What’s it like for the Bundeswar, to be pulling out of Afghanistan after one of the most ambitious deployments of German military personnel since the end of World War II? For Germany’s Financial Times Deutschland, correspondent Joachim Zepelin reports on the mixed emotions of German troops, clear in the knowledge that the war will go on without them, and fearful that the gains they have won will be lost the moment they leave.
For the Financial Times Deutschland, Joachim Zepelin starts his account of the dismantling of one of Germany’s biggest outposts this way:
The withdrawal from Afghanistan has begun: the Bundeswehr is pulling out of the first of their larger bases. What remains is a feeling of not having completed the mission – and fear of a new war.
In the middle of the cargo hold, the luggage is piling up. Backpacks, boxes and two large dog kennels. Sixteen Passengers with body armor are pressed into the upholstered seats of the Bundeswehr helicopter, in which they sweat more than they would in the heat outside. A soldier looks into the colorful box in his hands, making sure the three turtles he wants to take home are still moving.
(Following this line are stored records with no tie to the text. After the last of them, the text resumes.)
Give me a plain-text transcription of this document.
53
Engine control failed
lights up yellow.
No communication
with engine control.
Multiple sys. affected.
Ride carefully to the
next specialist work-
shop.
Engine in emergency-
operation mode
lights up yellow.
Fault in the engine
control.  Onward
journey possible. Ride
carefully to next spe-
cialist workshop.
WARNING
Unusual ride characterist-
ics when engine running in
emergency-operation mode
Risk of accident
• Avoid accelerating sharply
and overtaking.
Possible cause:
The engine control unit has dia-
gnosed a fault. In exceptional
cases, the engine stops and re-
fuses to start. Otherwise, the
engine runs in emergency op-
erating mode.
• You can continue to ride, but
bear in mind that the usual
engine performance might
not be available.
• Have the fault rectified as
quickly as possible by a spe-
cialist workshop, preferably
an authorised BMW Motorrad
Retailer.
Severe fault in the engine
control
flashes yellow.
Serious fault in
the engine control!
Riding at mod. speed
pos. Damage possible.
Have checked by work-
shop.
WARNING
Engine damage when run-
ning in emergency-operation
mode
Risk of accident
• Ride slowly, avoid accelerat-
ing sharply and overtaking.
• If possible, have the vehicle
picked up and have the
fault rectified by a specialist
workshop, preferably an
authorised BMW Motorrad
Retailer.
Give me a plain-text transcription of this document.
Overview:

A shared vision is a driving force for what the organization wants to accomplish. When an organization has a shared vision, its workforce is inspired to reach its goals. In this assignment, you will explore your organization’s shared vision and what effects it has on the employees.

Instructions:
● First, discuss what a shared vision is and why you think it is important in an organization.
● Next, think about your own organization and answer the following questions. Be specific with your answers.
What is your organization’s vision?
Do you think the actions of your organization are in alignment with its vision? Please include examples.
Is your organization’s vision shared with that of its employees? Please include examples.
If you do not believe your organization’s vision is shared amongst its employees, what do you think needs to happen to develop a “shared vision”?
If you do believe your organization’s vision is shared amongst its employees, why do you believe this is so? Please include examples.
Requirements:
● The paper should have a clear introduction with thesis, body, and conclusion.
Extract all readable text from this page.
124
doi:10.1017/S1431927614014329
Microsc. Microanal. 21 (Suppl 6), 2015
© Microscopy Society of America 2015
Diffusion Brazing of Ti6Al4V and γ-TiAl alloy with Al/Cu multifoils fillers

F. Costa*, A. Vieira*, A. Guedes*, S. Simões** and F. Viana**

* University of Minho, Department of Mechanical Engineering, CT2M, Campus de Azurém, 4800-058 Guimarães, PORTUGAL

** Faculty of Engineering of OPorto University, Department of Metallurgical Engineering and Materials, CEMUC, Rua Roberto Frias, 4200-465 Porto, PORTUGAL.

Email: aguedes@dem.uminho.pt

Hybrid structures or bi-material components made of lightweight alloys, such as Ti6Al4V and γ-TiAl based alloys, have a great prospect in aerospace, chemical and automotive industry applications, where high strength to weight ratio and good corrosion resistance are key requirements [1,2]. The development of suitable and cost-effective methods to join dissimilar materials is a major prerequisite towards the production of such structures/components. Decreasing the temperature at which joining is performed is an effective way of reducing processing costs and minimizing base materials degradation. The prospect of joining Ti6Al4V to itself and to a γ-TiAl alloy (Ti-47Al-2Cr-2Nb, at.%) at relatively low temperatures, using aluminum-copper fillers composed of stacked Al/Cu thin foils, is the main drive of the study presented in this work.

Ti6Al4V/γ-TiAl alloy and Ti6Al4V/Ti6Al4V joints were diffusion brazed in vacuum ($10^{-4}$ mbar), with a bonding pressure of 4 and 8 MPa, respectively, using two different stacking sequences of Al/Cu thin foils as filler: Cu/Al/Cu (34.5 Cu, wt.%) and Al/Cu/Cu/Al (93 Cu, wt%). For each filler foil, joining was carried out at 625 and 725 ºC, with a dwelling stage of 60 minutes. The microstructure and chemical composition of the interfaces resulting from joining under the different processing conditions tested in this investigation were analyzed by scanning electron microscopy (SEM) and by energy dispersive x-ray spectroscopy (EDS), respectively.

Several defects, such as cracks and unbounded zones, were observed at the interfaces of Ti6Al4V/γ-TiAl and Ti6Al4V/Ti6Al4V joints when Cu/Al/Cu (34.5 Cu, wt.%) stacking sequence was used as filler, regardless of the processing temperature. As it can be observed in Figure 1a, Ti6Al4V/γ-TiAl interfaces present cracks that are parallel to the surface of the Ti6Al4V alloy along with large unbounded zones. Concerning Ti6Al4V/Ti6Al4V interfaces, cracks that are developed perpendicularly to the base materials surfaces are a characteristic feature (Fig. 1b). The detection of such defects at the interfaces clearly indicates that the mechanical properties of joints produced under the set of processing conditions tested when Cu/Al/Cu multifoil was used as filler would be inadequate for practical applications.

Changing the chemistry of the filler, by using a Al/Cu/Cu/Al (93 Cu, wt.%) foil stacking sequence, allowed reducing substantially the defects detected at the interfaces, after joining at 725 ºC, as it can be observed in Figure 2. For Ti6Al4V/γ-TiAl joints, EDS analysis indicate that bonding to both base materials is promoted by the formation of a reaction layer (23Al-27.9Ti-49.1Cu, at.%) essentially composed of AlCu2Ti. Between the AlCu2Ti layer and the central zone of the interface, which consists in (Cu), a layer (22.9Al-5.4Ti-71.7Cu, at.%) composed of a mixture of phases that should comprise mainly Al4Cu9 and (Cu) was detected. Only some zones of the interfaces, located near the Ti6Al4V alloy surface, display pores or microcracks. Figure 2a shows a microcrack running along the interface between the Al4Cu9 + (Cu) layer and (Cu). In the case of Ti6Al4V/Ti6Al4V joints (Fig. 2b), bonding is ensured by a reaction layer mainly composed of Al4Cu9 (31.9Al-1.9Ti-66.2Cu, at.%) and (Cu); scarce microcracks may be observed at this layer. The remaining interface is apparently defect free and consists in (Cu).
Another lures two dogs through the narrow space into the kennels and locks them in. A pastor is on board – his mission, too, has ended. They’re homeward bound. To Germany. The pilot switches on the engine.
Another squad of German troops is also set to leave the Bundeswehr base in Faizabad this September day. Eight years ago, the Germans built this base in the far north of Afghanistan for up to 500 troops. Now it is the first major base to be vacated. On Tuesday, they handed the camp over to Afghan police. It’s the beginning of the end of one of the Bundeswehr’s most controversial deployments ever. The withdrawal from Afghanistan has begun.
In December 2001, the federal government sent the first troops to the Hindu Kush to fight the radical Islamic Taliban. With 52 deaths so far, it has been the bloodiest deployment of German troops since the end of World War II. But it is over. Due to public pressure, politicians have decided that by 2014 the Bundeswehr will be out of Afghanistan – even if the mission hasn’t been completed and the country still isn’t stabilized.
The pull-out is the greatest logistical operation in its history: over the next two years, 8,650 containers will have to be shipped back to Germany, 250 filled with ammunition. Add to that 1,900 vehicles, 1,200 of which are armored. Thousands of computers, printers, phones, dishes, tents, cots and generators are being counted, packaged and shipped. There has never been anything on this scale.